Rowan couldn’t bring herself to start.
Wes nodded toward the back of the truck. “Come on.”
They settled on the tailgate, the metal cool through her clothes. Remington sniffed around along the stone railing separating them from the steep slope on the other side.
Rowan pulled her jacket tighter.
“Whenever you’re ready . . .” Wes said. “I’m listening.”
She looked out at the valley for a moment.
Dana’s words echoed in her mind.Eventually I realized the fear wasn’t protecting me. It was just keeping me stuck.
She drew in a shaky breath.
She had to tell someone what had happened. And Wes was the one person who could always hear the worst version of her and still look at her the same way afterward.
She hoped that was still true.
“I saw Vince kill Thayer, but he has evidence to frame me for the murder,” she blurted.
“What?” His eyes widened. “Why don’t you start at the beginning?”

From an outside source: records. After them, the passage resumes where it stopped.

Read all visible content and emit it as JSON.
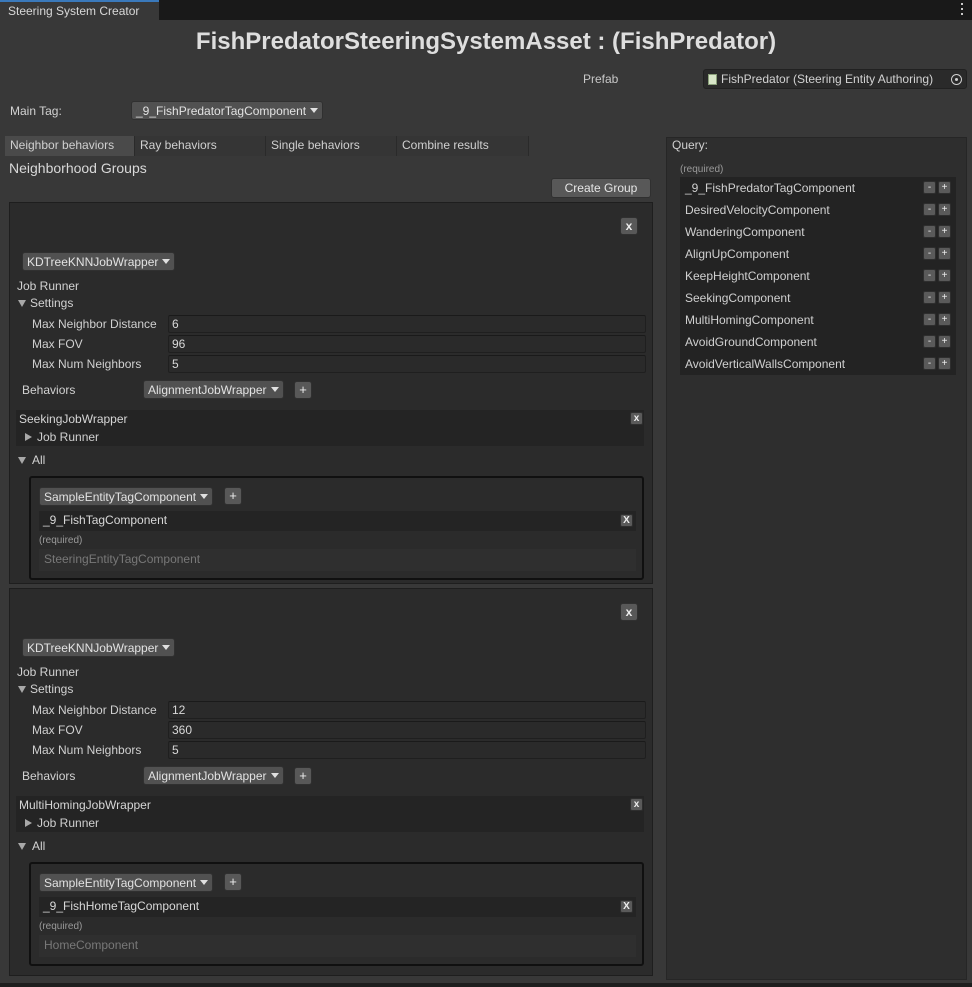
{
  "window": {
    "tab_title": "Steering System Creator",
    "menu_icon": "kebab-menu-icon"
  },
  "title": "FishPredatorSteeringSystemAsset :  (FishPredator)",
  "prefab": {
    "label": "Prefab",
    "value": "FishPredator (Steering Entity Authoring)"
  },
  "main_tag": {
    "label": "Main Tag:",
    "value": "_9_FishPredatorTagComponent"
  },
  "tabs": [
    "Neighbor behaviors",
    "Ray behaviors",
    "Single behaviors",
    "Combine results"
  ],
  "active_tab": "Neighbor behaviors",
  "neighborhood": {
    "header": "Neighborhood Groups",
    "create_label": "Create Group",
    "groups": [
      {
        "close": "x",
        "runner": "KDTreeKNNJobWrapper",
        "job_runner_label": "Job Runner",
        "settings_label": "Settings",
        "fields": [
          {
            "label": "Max Neighbor Distance",
            "value": "6"
          },
          {
            "label": "Max FOV",
            "value": "96"
          },
          {
            "label": "Max Num Neighbors",
            "value": "5"
          }
        ],
        "behaviors_label": "Behaviors",
        "behaviors_dropdown": "AlignmentJobWrapper",
        "plus": "+",
        "job": {
          "name": "SeekingJobWrapper",
          "close": "x",
          "runner_label": "Job Runner"
        },
        "all_label": "All",
        "query": {
          "dropdown": "SampleEntityTagComponent",
          "plus": "+",
          "tag": "_9_FishTagComponent",
          "tag_close": "X",
          "required_label": "(required)",
          "required_value": "SteeringEntityTagComponent"
        }
      },
      {
        "close": "x",
        "runner": "KDTreeKNNJobWrapper",
        "job_runner_label": "Job Runner",
        "settings_label": "Settings",
        "fields": [
          {
            "label": "Max Neighbor Distance",
            "value": "12"
          },
          {
            "label": "Max FOV",
            "value": "360"
          },
          {
            "label": "Max Num Neighbors",
            "value": "5"
          }
        ],
        "behaviors_label": "Behaviors",
        "behaviors_dropdown": "AlignmentJobWrapper",
        "plus": "+",
        "job": {
          "name": "MultiHomingJobWrapper",
          "close": "x",
          "runner_label": "Job Runner"
        },
        "all_label": "All",
        "query": {
          "dropdown": "SampleEntityTagComponent",
          "plus": "+",
          "tag": "_9_FishHomeTagComponent",
          "tag_close": "X",
          "required_label": "(required)",
          "required_value": "HomeComponent"
        }
      }
    ]
  },
  "query_panel": {
    "title": "Query:",
    "required_label": "(required)",
    "minus": "-",
    "plus": "+",
    "items": [
      "_9_FishPredatorTagComponent",
      "DesiredVelocityComponent",
      "WanderingComponent",
      "AlignUpComponent",
      "KeepHeightComponent",
      "SeekingComponent",
      "MultiHomingComponent",
      "AvoidGroundComponent",
      "AvoidVerticalWallsComponent"
    ]
  },
  "colors": {
    "background": "#383838",
    "panel": "#2b2b2b",
    "accent": "#3a79bb"
  }
}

She drew in another shaky breath, knowing she was talking faster than she should.
But then she started from the beginning, just as Wes suggested.
She told him about the argument she’d overheard. Told him about watching through the gap in the door. About the shove when Thayer hit the table.
She told him what happened. All of it.
When she finished, the valley lights blurred below her for a second before she blinked away her tears.
She hadn’t let herself cry since any of this began. She wasn’t a crier. But the reality of what she’d gone through hit her, and she couldn’t hold the moisture back.
“I’m sorry, Rowan.” Wes slipped his arm around her.
Without hesitation, she leaned into him. At once, she felt at home.
She hadn’t realized how much she’d missed this. How much she’d missed Wes.
How much she regretted ever letting him go.
She felt like she could get through anything as long as Wes was with her.
Wes was quiet a moment before saying, “Rowan, you need to go to the authorities with this.”
She swung her head back and forth. “I can’t.”
“Rowan—”
“I mean it.” She turned to face him. “Think about what I just told you. I was there. I ran. I left a piece of my jewelry at the scene.”
“That doesn’t automatically make you guilty.”
She held his gaze. “The official ruling is accidental death. There’s already a public narrative running that describes me as unstable. And Vince has everything he needs to make me look guilty. At this point, if I tell the authorities what really happened, I’m not a witness. I’m a suspect.”